Kinderwunsch: "Fertility Gap" wird immer größer
Frauen in Europa und den USA haben weniger Kinder als ursprünglich gewünscht. In Österreich bleiben dabei vor allem Akademikerinnen hinter den Vorstellungen früherer Jahre zurück, zeigt eine Studie der Demographinnen Eva Beaujouan und Caroline Berghammer von der Österreichischen Akademie der Wissenschaften (ÖAW).
Für ihre Untersuchung im Fachjournal "Population Research and Policy Review" zogen die Forscherinnen Daten von insgesamt rund 12.500 Frauen aus 19 europäischen Ländern sowie den USA heran, die in den 1990er-Jahren im Alter von 20 bis 24 bzw. 25 bis 29 Jahren nach ihrem Kinderwunsch befragt worden waren. Anschließend haben sie diese Zahlen mit den tatsächlichen Geburtenraten in diesen Ländern verglichen.
"Fertility Gap" bei Akademikerinnen
Im Schnitt gaben die in den 90ern befragten jungen Österreicherinnen an, zwei Kinder haben zu wollen.

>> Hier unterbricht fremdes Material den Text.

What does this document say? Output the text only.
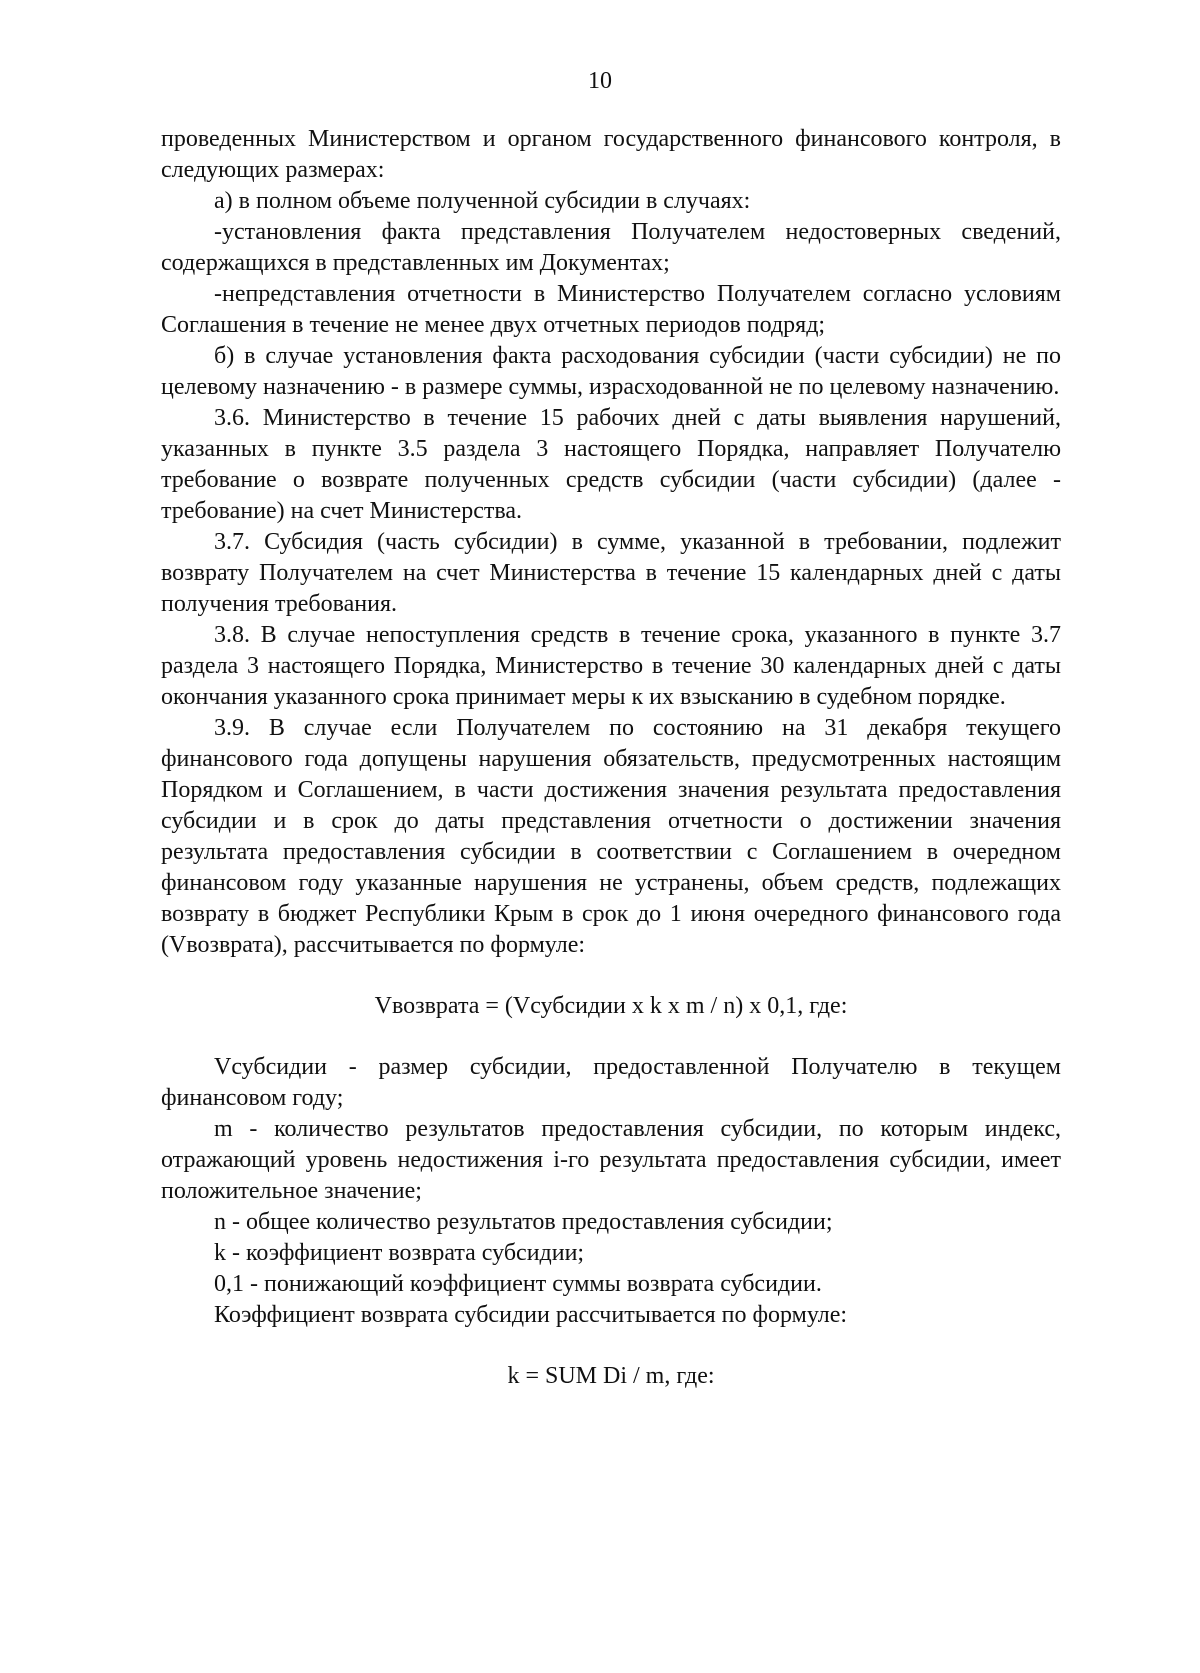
10

проведенных Министерством и органом государственного финансового контроля, в следующих размерах:

а) в полном объеме полученной субсидии в случаях:

-установления факта представления Получателем недостоверных сведений, содержащихся в представленных им Документах;

-непредставления отчетности в Министерство Получателем согласно условиям Соглашения в течение не менее двух отчетных периодов подряд;

б) в случае установления факта расходования субсидии (части субсидии) не по целевому назначению - в размере суммы, израсходованной не по целевому назначению.

3.6. Министерство в течение 15 рабочих дней с даты выявления нарушений, указанных в пункте 3.5 раздела 3 настоящего Порядка, направляет Получателю требование о возврате полученных средств субсидии (части субсидии) (далее - требование) на счет Министерства.

3.7. Субсидия (часть субсидии) в сумме, указанной в требовании, подлежит возврату Получателем на счет Министерства в течение 15 календарных дней с даты получения требования.

3.8. В случае непоступления средств в течение срока, указанного в пункте 3.7 раздела 3 настоящего Порядка, Министерство в течение 30 календарных дней с даты окончания указанного срока принимает меры к их взысканию в судебном порядке.

3.9. В случае если Получателем по состоянию на 31 декабря текущего финансового года допущены нарушения обязательств, предусмотренных настоящим Порядком и Соглашением, в части достижения значения результата предоставления субсидии и в срок до даты представления отчетности о достижении значения результата предоставления субсидии в соответствии с Соглашением в очередном финансовом году указанные нарушения не устранены, объем средств, подлежащих возврату в бюджет Республики Крым в срок до 1 июня очередного финансового года (Vвозврата), рассчитывается по формуле:

Vвозврата = (Vсубсидии x k x m / n) x 0,1, где:

Vсубсидии - размер субсидии, предоставленной Получателю в текущем финансовом году;

m - количество результатов предоставления субсидии, по которым индекс, отражающий уровень недостижения i-го результата предоставления субсидии, имеет положительное значение;

n - общее количество результатов предоставления субсидии;

k - коэффициент возврата субсидии;

0,1 - понижающий коэффициент суммы возврата субсидии.

Коэффициент возврата субсидии рассчитывается по формуле:

k = SUM Di / m, где:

Tatsächlich bekamen sie aber nur durchschnittlich 1,7. Besonders hoch war dieser "Fertility Gap" bei den Akademikerinnen: Sie wünschten sich im Schnitt 1,8 Kinder, bekamen aber nur 1,5. Weniger stark ausgeprägt war der Unterschied bei Frauen mit mittlerer (gewünscht: 1,9; realisiert: 1,8) und niedriger Ausbildung (gewünscht: 2,0; realisiert: 1,8).
Im Ländervergleich wurden die größten Unterschiede zwischen Kinderwunsch und Wirklichkeit in Südeuropa festgestellt: In Italien, Griechenland und Spanien lagen die "Fertility Gaps" bei mehr als 0,6 Kindern pro Frau. Als Gründe sehen die Studienautorinnen einerseits die relativ hohen Kindererwartungen aufgrund der dort vorherrschenden traditionell großen Familien sowie instabile Arbeitsmärkte und wenig Unterstützung für die Vereinbarkeit von Familie und Beruf.
Die geringsten Unterschiede zwischen Wunsch und Wirklichkeit fanden die Demographinnen in Frankreich und den USA - wobei in den USA ein hoher Anteil an "Übererfüllerinnen" (de facto Teenager-Mütter) dafür verantwortlich sein könnten. Auch Österreich zählt zu jenen Ländern mit einem eher geringen Gap: Verantwortlich dafür ist der schon ursprünglich gering ausgeprägte Kinderwunsch.
20 Prozent kinderlos
Auch bei der Kinderlosigkeit klafft eine Lücke zwischen Anspruch und Realität: In Deutschland, Österreich und der Schweiz planten nur rund fünf Prozent aller Frauen kinderlos zu bleiben. Tatsächlich sind es mit rund 20 Prozent viermal so viel geworden. Auch hier ist der Gap bei den Akademikerinnen am größten: Zwar gaben sowohl in Österreich, Deutschland, der Schweiz, Italien und Spanien rund fünf Prozent der höher Gebildeten an, keine Kinder zu wollen - geworden sind es dann aber jeweils zwischen 26 und 30 Prozent. In Staaten wie Norwegen, Belgien, Tschechien und Ungarn gab es bei der Kinderlosigkeit dagegen kein Bildungsgefälle.
Die Demographinnen wollen daher familienpolitisch bei den Akademikerinnen ansetzen. Dazu seien besonders Maßnahmen für eine Kombination von Karriere und Kindern wichtig, so Berghammer in einer Aussendung: "Dazu zählen ein gut ausgebautes Kinderbetreuungssystem, einkommensabhängiges Kinderbetreuungsgeld, wie es in Österreich bereits existiert, sowie eine höhere Flexibilität von Arbeitszeiten und Arbeitsort." Außerdem müssten auch Männer berücksichtigt werden - etwa durch arbeitsmarktpolitische Förderung der Väterbeteiligung in der Familie.